Jag Panzer – The Scourge of the Light: Review

On February 28, Jag Panzer released their latest album entitled The Scourge of the Light. It is their first album since the departure of their long-time guitarist, Chris Broderick, who is currently playing for Megadeth. The significance of this happening cannot be determined, but what is certain is that something that was once had is now missing in this album.

The Music (rating: B)

  1. Condemned to Fight
  2. The Setting of the Sun
  3. Bringing the End
  4. Call to Arms
  5. Cycles
  6. Overlord
  7. Let it Out
  8. Union
  9. Burn
  10. The Book of Kells

The Scourge of the Light has a general sound reminiscent of the rest of Jag Panzer’s work; it is a definitive mixture of heavy and power metal. It is quite guitar-heavy with gruff, powerful vocals which show a healthy range. The drums and bass are quite hard-hitting, but mainly used for support. This record gives basically what is expected from the band in terms of style.
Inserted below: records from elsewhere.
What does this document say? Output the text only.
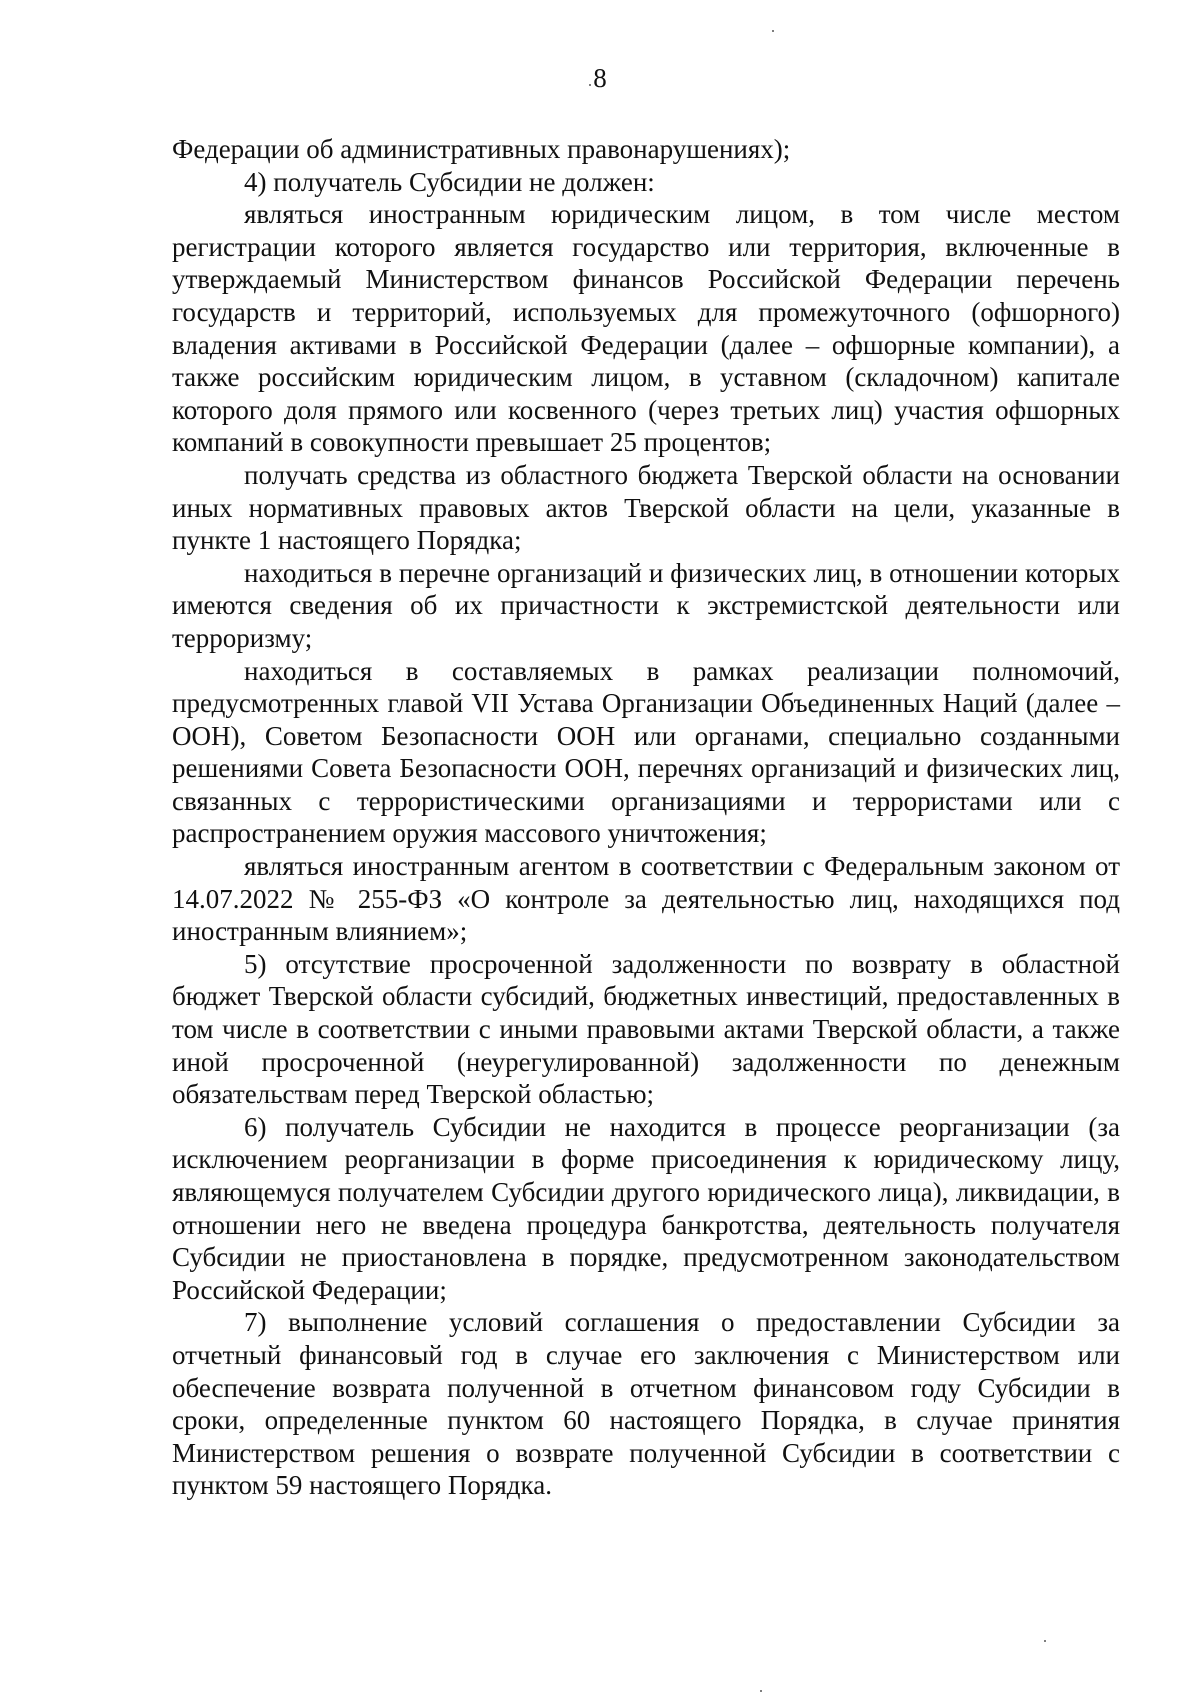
8

Федерации об административных правонарушениях);

4) получатель Субсидии не должен:

являться иностранным юридическим лицом, в том числе местом регистрации которого является государство или территория, включенные в утверждаемый Министерством финансов Российской Федерации перечень государств и территорий, используемых для промежуточного (офшорного) владения активами в Российской Федерации (далее – офшорные компании), а также российским юридическим лицом, в уставном (складочном) капитале которого доля прямого или косвенного (через третьих лиц) участия офшорных компаний в совокупности превышает 25 процентов;

получать средства из областного бюджета Тверской области на основании иных нормативных правовых актов Тверской области на цели, указанные в пункте 1 настоящего Порядка;

находиться в перечне организаций и физических лиц, в отношении которых имеются сведения об их причастности к экстремистской деятельности или терроризму;

находиться в составляемых в рамках реализации полномочий, предусмотренных главой VII Устава Организации Объединенных Наций (далее – ООН), Советом Безопасности ООН или органами, специально созданными решениями Совета Безопасности ООН, перечнях организаций и физических лиц, связанных с террористическими организациями и террористами или с распространением оружия массового уничтожения;

являться иностранным агентом в соответствии с Федеральным законом от 14.07.2022 № 255-ФЗ «О контроле за деятельностью лиц, находящихся под иностранным влиянием»;

5) отсутствие просроченной задолженности по возврату в областной бюджет Тверской области субсидий, бюджетных инвестиций, предоставленных в том числе в соответствии с иными правовыми актами Тверской области, а также иной просроченной (неурегулированной) задолженности по денежным обязательствам перед Тверской областью;

6) получатель Субсидии не находится в процессе реорганизации (за исключением реорганизации в форме присоединения к юридическому лицу, являющемуся получателем Субсидии другого юридического лица), ликвидации, в отношении него не введена процедура банкротства, деятельность получателя Субсидии не приостановлена в порядке, предусмотренном законодательством Российской Федерации;

7) выполнение условий соглашения о предоставлении Субсидии за отчетный финансовый год в случае его заключения с Министерством или обеспечение возврата полученной в отчетном финансовом году Субсидии в сроки, определенные пунктом 60 настоящего Порядка, в случае принятия Министерством решения о возврате полученной Субсидии в соответствии с пунктом 59 настоящего Порядка.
But with quality, those with high expectations (such as myself) are left underpaid. There was great potential with this release, but it is simply left unreached. Inconsistency is the biggest issue in The Scourge of the Light. There are a few moments of marvel, but they are overwhelmed by generic riffs, bland solos, and uninspired vocal phrasing. As a result, not a single track on the record is memorable. A perfect example is the opening track, “Condemned to Fight”. It opens with a neat melody worked into very complimentary instrumentals – something that could really go somewhere. Instead of developing it further, the music moves on to an ordinary palm-muted, speed-picked riff with unnecessary typical shredding. This happens too much in this album, resulting in songs filled with unmemorable, standard sections.

The band members themselves are above standard, and that much is clear in this release. The area of concern is not their level of playing, but the lack of creativity within their playing. Yes, they can all play difficult arrangements and faster than most, but all the technical appreciation is lost in the mundane phrasing and lack of spontaneity. Again, this all leads back to why the songs are unmemorable.

Still, the record is a semi-enjoyable listen. There is nothing really wrong with it, but there also is nothing really right. It is not a must-hear, but it surely is not a wasted hour. If expectations are neutral or anything below, this release cannot disappoint. The Scourge of the Light is basically a major tease in which Jag Panzer shows how great they could be but never actually hit that level.